The screenshot below is the Normal Approximation tool from the Binomial Distribution page. Students can drag the number of trials and probability of success and watch the normal curve settle over the binomial bars, with the validity conditions and summary statistics updating live - the kind of visual intuition that is hard to convey on a whiteboard and where a digital resource excels.

What I Built
The tools fall into two broad groups: interactive topic explorers that I project in lessons, and practical utilities that save time around the classroom. Each one is designed to do a single job well and load instantly.
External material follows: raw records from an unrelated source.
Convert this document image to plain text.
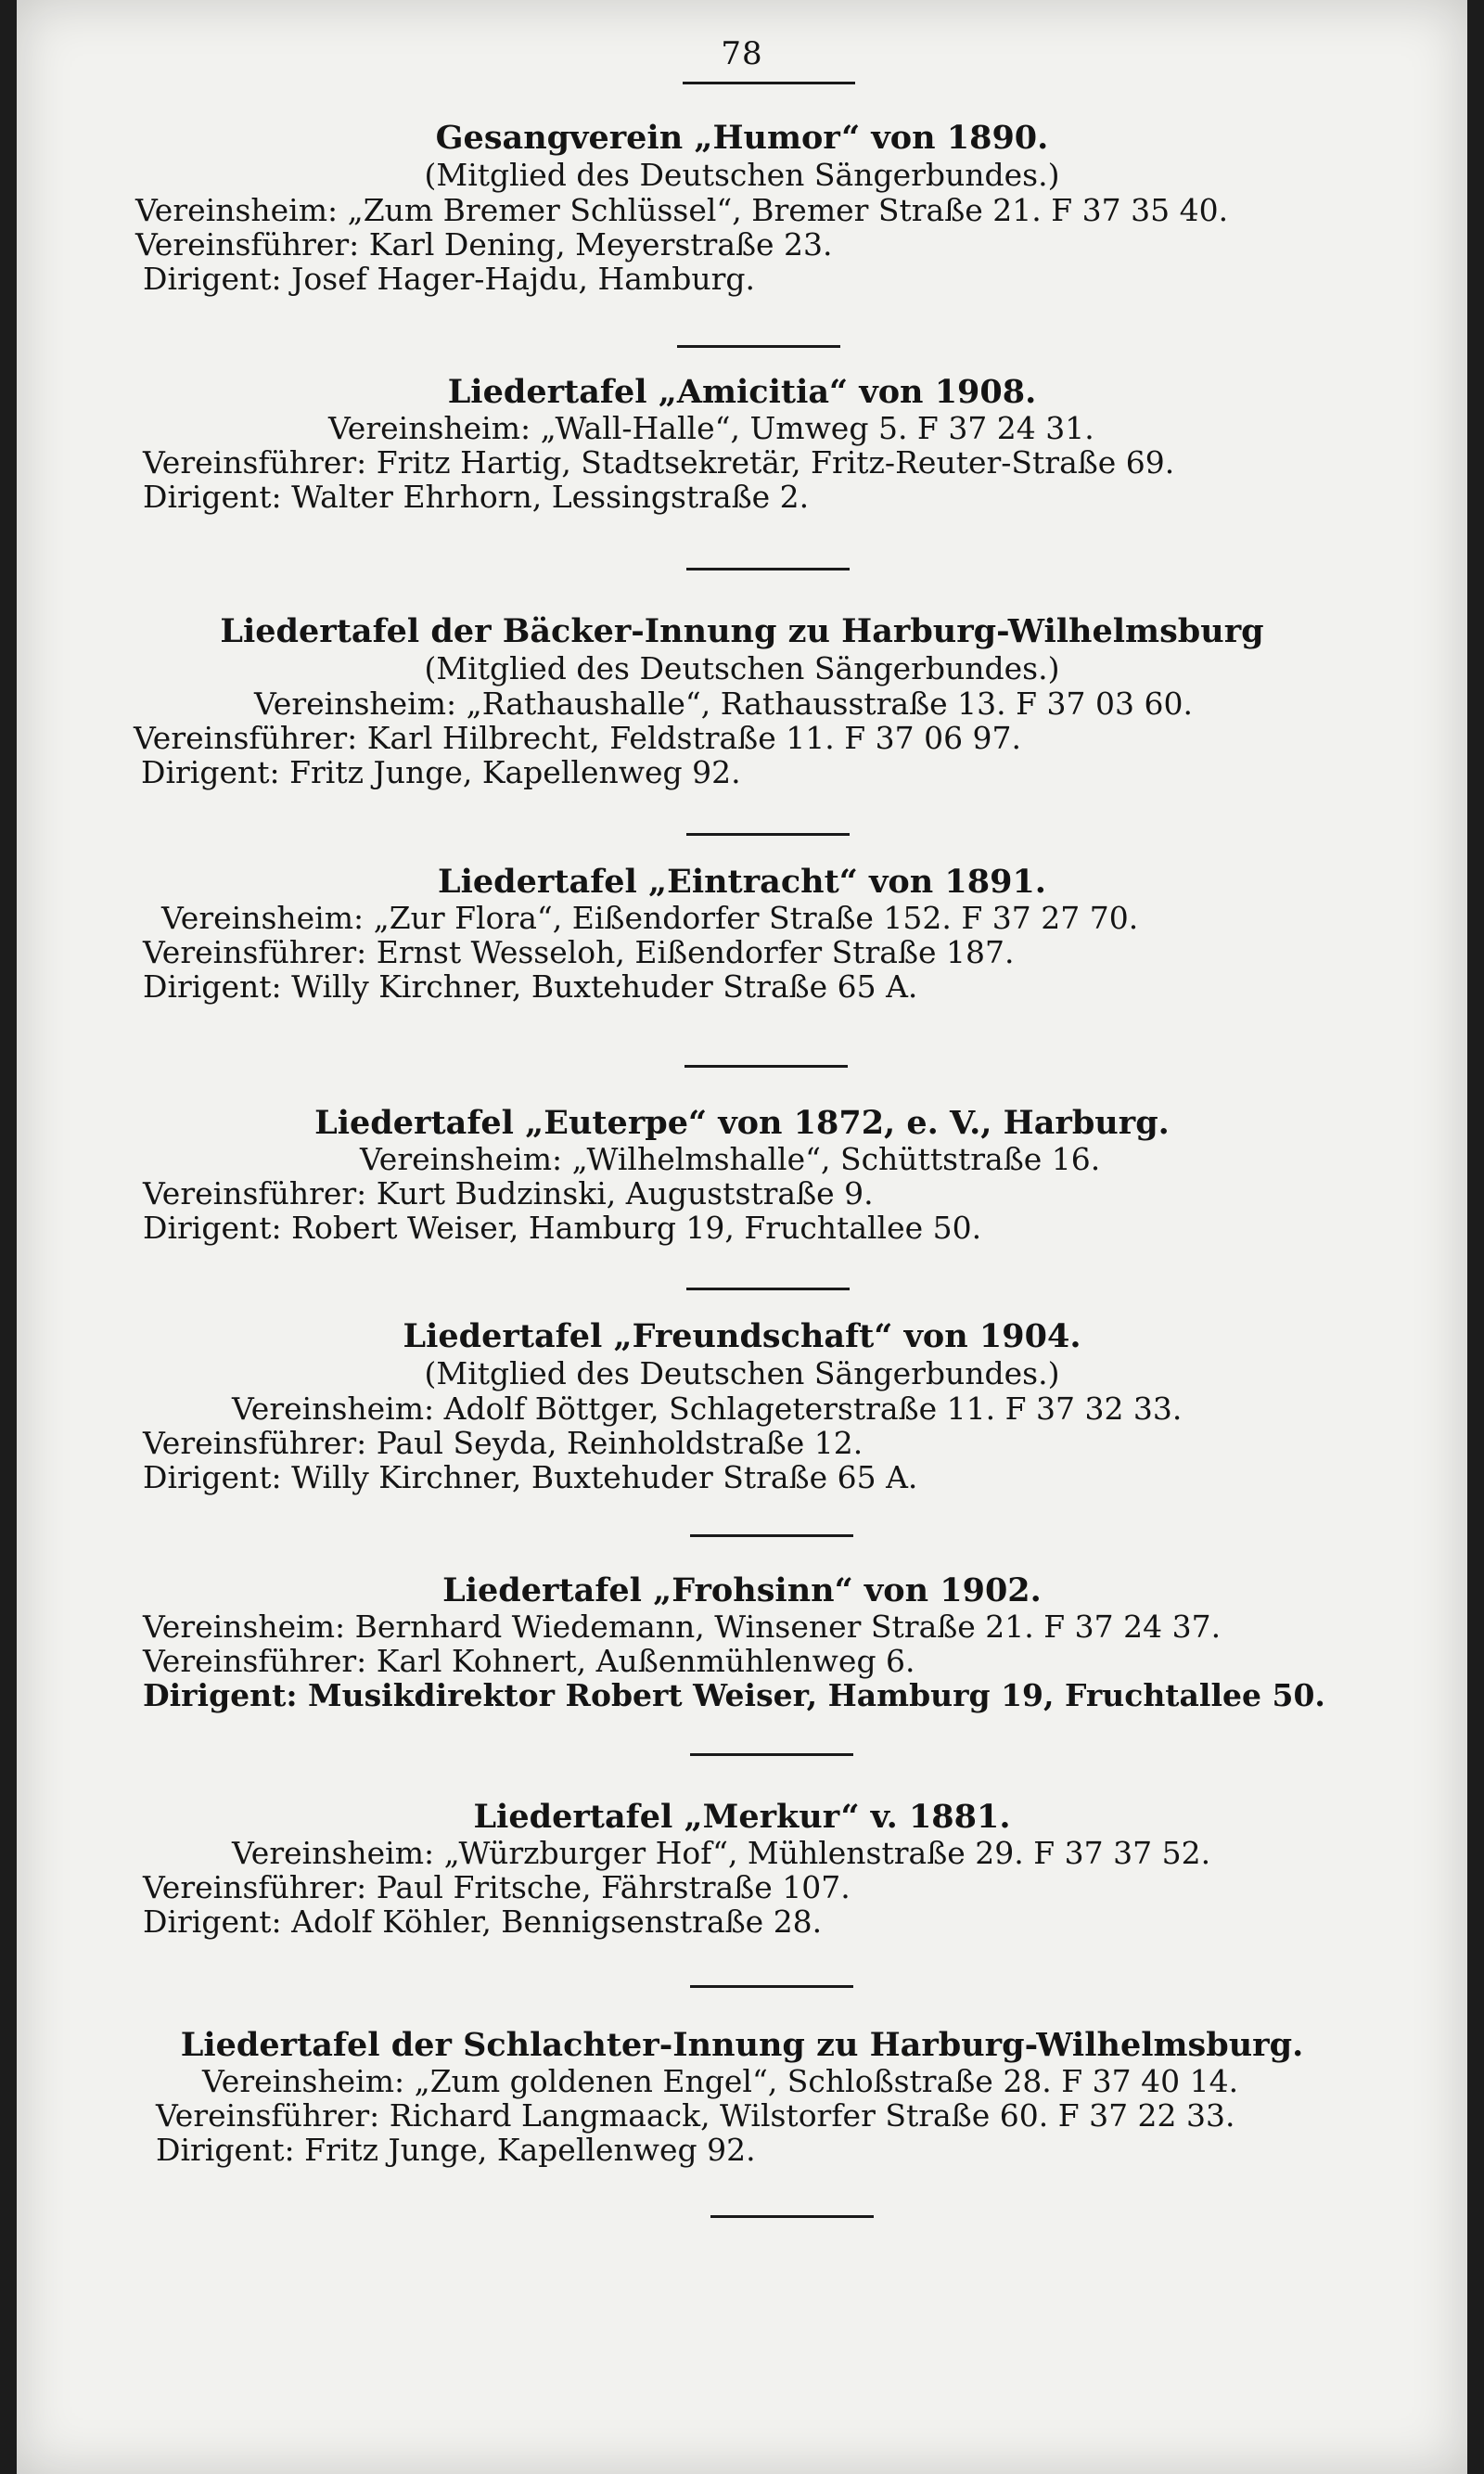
78
Gesangverein „Humor“ von 1890.
(Mitglied des Deutschen Sängerbundes.)
Vereinsheim: „Zum Bremer Schlüssel“, Bremer Straße 21. F 37 35 40.
Vereinsführer: Karl Dening, Meyerstraße 23.
Dirigent: Josef Hager-Hajdu, Hamburg.
Liedertafel „Amicitia“ von 1908.
Vereinsheim: „Wall-Halle“, Umweg 5. F 37 24 31.
Vereinsführer: Fritz Hartig, Stadtsekretär, Fritz-Reuter-Straße 69.
Dirigent: Walter Ehrhorn, Lessingstraße 2.
Liedertafel der Bäcker-Innung zu Harburg-Wilhelmsburg
(Mitglied des Deutschen Sängerbundes.)
Vereinsheim: „Rathaushalle“, Rathausstraße 13. F 37 03 60.
Vereinsführer: Karl Hilbrecht, Feldstraße 11. F 37 06 97.
Dirigent: Fritz Junge, Kapellenweg 92.
Liedertafel „Eintracht“ von 1891.
Vereinsheim: „Zur Flora“, Eißendorfer Straße 152. F 37 27 70.
Vereinsführer: Ernst Wesseloh, Eißendorfer Straße 187.
Dirigent: Willy Kirchner, Buxtehuder Straße 65 A.
Liedertafel „Euterpe“ von 1872, e. V., Harburg.
Vereinsheim: „Wilhelmshalle“, Schüttstraße 16.
Vereinsführer: Kurt Budzinski, Auguststraße 9.
Dirigent: Robert Weiser, Hamburg 19, Fruchtallee 50.
Liedertafel „Freundschaft“ von 1904.
(Mitglied des Deutschen Sängerbundes.)
Vereinsheim: Adolf Böttger, Schlageterstraße 11. F 37 32 33.
Vereinsführer: Paul Seyda, Reinholdstraße 12.
Dirigent: Willy Kirchner, Buxtehuder Straße 65 A.
Liedertafel „Frohsinn“ von 1902.
Vereinsheim: Bernhard Wiedemann, Winsener Straße 21. F 37 24 37.
Vereinsführer: Karl Kohnert, Außenmühlenweg 6.
Dirigent: Musikdirektor Robert Weiser, Hamburg 19, Fruchtallee 50.
Liedertafel „Merkur“ v. 1881.
Vereinsheim: „Würzburger Hof“, Mühlenstraße 29. F 37 37 52.
Vereinsführer: Paul Fritsche, Fährstraße 107.
Dirigent: Adolf Köhler, Bennigsenstraße 28.
Liedertafel der Schlachter-Innung zu Harburg-Wilhelmsburg.
Vereinsheim: „Zum goldenen Engel“, Schloßstraße 28. F 37 40 14.
Vereinsführer: Richard Langmaack, Wilstorfer Straße 60. F 37 22 33.
Dirigent: Fritz Junge, Kapellenweg 92.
They include:
- Topic explorers - interactive visualisers for probability distributions, calculus (differentiation and integration), trigonometry and non-right-angled trig, matrices, transformations, set notation and GCSE probability, built to give students intuition for concepts that are hard to do by hand effectively.
- Exam and timing tools - fullscreen exam-condition clocks, a multi-paper exam board that tracks separate normal and extra-time end times, and a flexible classroom timer with countdown, stopwatch and clock modes.
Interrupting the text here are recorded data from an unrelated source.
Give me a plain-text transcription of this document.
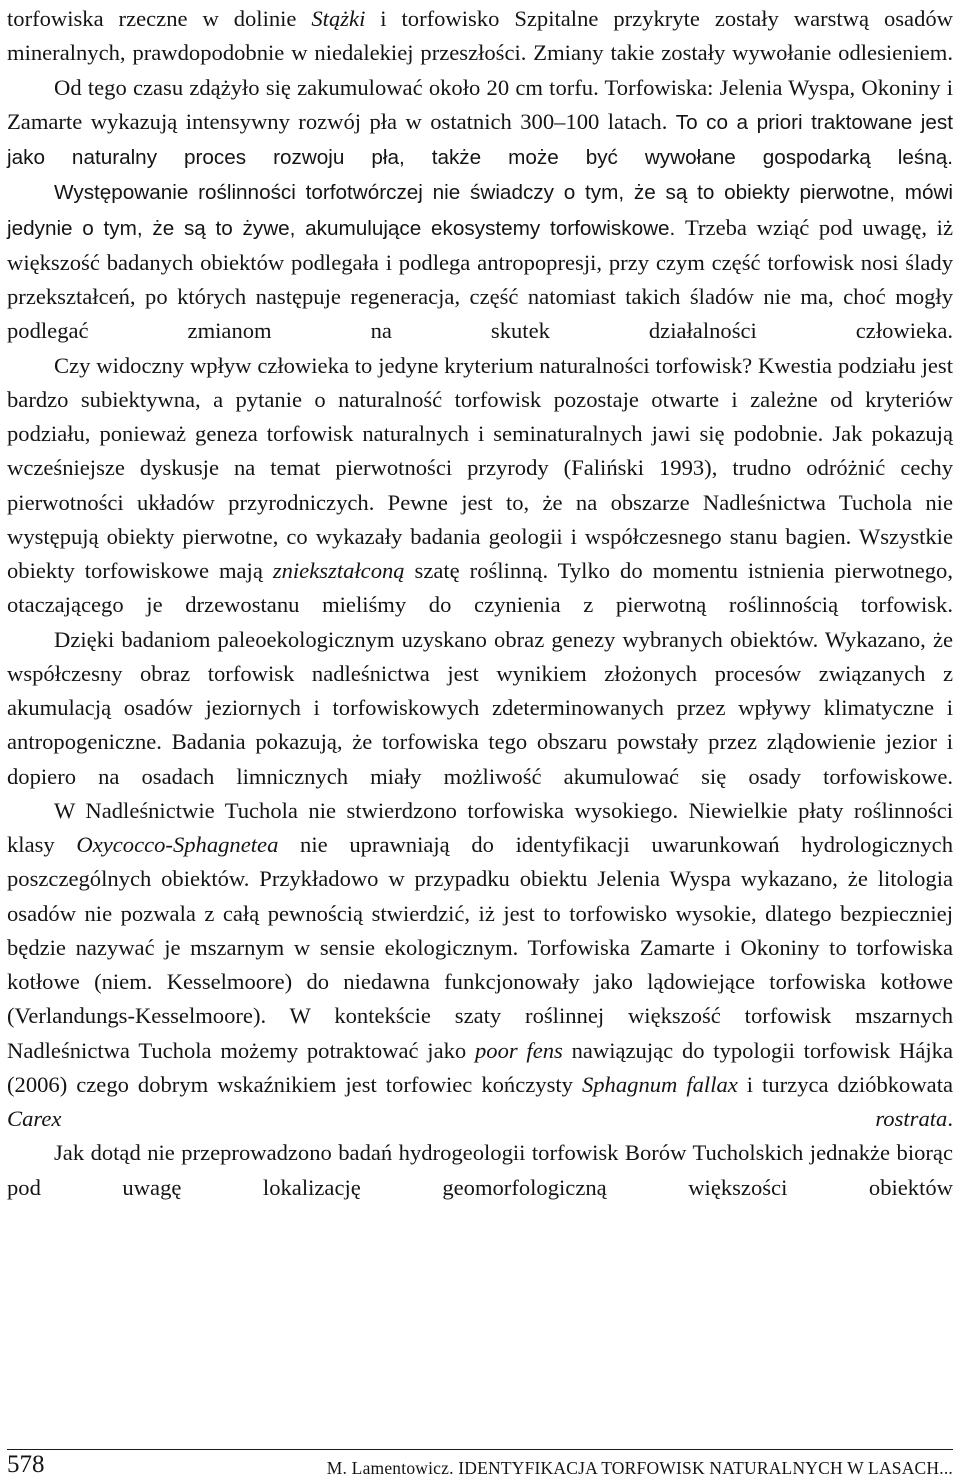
torfowiska rzeczne w dolinie Stążki i torfowisko Szpitalne przykryte zostały warstwą osadów mineralnych, prawdopodobnie w niedalekiej przeszłości. Zmiany takie zostały wywołanie odlesieniem.

Od tego czasu zdążyło się zakumulować około 20 cm torfu. Torfowiska: Jelenia Wyspa, Okoniny i Zamarte wykazują intensywny rozwój pła w ostatnich 300–100 latach. To co a priori traktowane jest jako naturalny proces rozwoju pła, także może być wywołane gospodarką leśną.

Występowanie roślinności torfotwórczej nie świadczy o tym, że są to obiekty pierwotne, mówi jedynie o tym, że są to żywe, akumulujące ekosystemy torfowiskowe. Trzeba wziąć pod uwagę, iż większość badanych obiektów podlegała i podlega antropopresji, przy czym część torfowisk nosi ślady przekształceń, po których następuje regeneracja, część natomiast takich śladów nie ma, choć mogły podlegać zmianom na skutek działalności człowieka.

Czy widoczny wpływ człowieka to jedyne kryterium naturalności torfowisk? Kwestia podziału jest bardzo subiektywna, a pytanie o naturalność torfowisk pozostaje otwarte i zależne od kryteriów podziału, ponieważ geneza torfowisk naturalnych i seminaturalnych jawi się podobnie. Jak pokazują wcześniejsze dyskusje na temat pierwotności przyrody (Faliński 1993), trudno odróżnić cechy pierwotności układów przyrodniczych. Pewne jest to, że na obszarze Nadleśnictwa Tuchola nie występują obiekty pierwotne, co wykazały badania geologii i współczesnego stanu bagien. Wszystkie obiekty torfowiskowe mają zniekształconą szatę roślinną. Tylko do momentu istnienia pierwotnego, otaczającego je drzewostanu mieliśmy do czynienia z pierwotną roślinnością torfowisk.

Dzięki badaniom paleoekologicznym uzyskano obraz genezy wybranych obiektów. Wykazano, że współczesny obraz torfowisk nadleśnictwa jest wynikiem złożonych procesów związanych z akumulacją osadów jeziornych i torfowiskowych zdeterminowanych przez wpływy klimatyczne i antropogeniczne. Badania pokazują, że torfowiska tego obszaru powstały przez zlądowienie jezior i dopiero na osadach limnicznych miały możliwość akumulować się osady torfowiskowe.

W Nadleśnictwie Tuchola nie stwierdzono torfowiska wysokiego. Niewielkie płaty roślinności klasy Oxycocco-Sphagnetea nie uprawniają do identyfikacji uwarunkowań hydrologicznych poszczególnych obiektów. Przykładowo w przypadku obiektu Jelenia Wyspa wykazano, że litologia osadów nie pozwala z całą pewnością stwierdzić, iż jest to torfowisko wysokie, dlatego bezpieczniej będzie nazywać je mszarnym w sensie ekologicznym. Torfowiska Zamarte i Okoniny to torfowiska kotłowe (niem. Kesselmoore) do niedawna funkcjonowały jako lądowiejące torfowiska kotłowe (Verlandungs-Kesselmoore). W kontekście szaty roślinnej większość torfowisk mszarnych Nadleśnictwa Tuchola możemy potraktować jako poor fens nawiązując do typologii torfowisk Hájka (2006) czego dobrym wskaźnikiem jest torfowiec kończysty Sphagnum fallax i turzyca dzióbkowata Carex rostrata.

Jak dotąd nie przeprowadzono badań hydrogeologii torfowisk Borów Tucholskich jednakże biorąc pod uwagę lokalizację geomorfologiczną większości obiektów

578	M. Lamentowicz. IDENTYFIKACJA TORFOWISK NATURALNYCH W LASACH...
- Classroom utilities - a seating-plan builder, a random student picker, a mark calculator, a timetable builder, a dynamic calendar and a tournament bracket maker.
Every tool is designed to be readable from the back of the room and to work on whatever browser a school uses, with no installation or account required.
Sharing & Suggestions
I originally made these purely for myself, but once they were working it made sense to share them so other teachers would not have to build the same thing from scratch. I publish them on TES and other teaching communities for free and ad-free.
I also take requests. When teachers suggest a tool, they wish existed, I build it and add it to the collection - so the site keeps growing based on what is genuinely useful in real classrooms.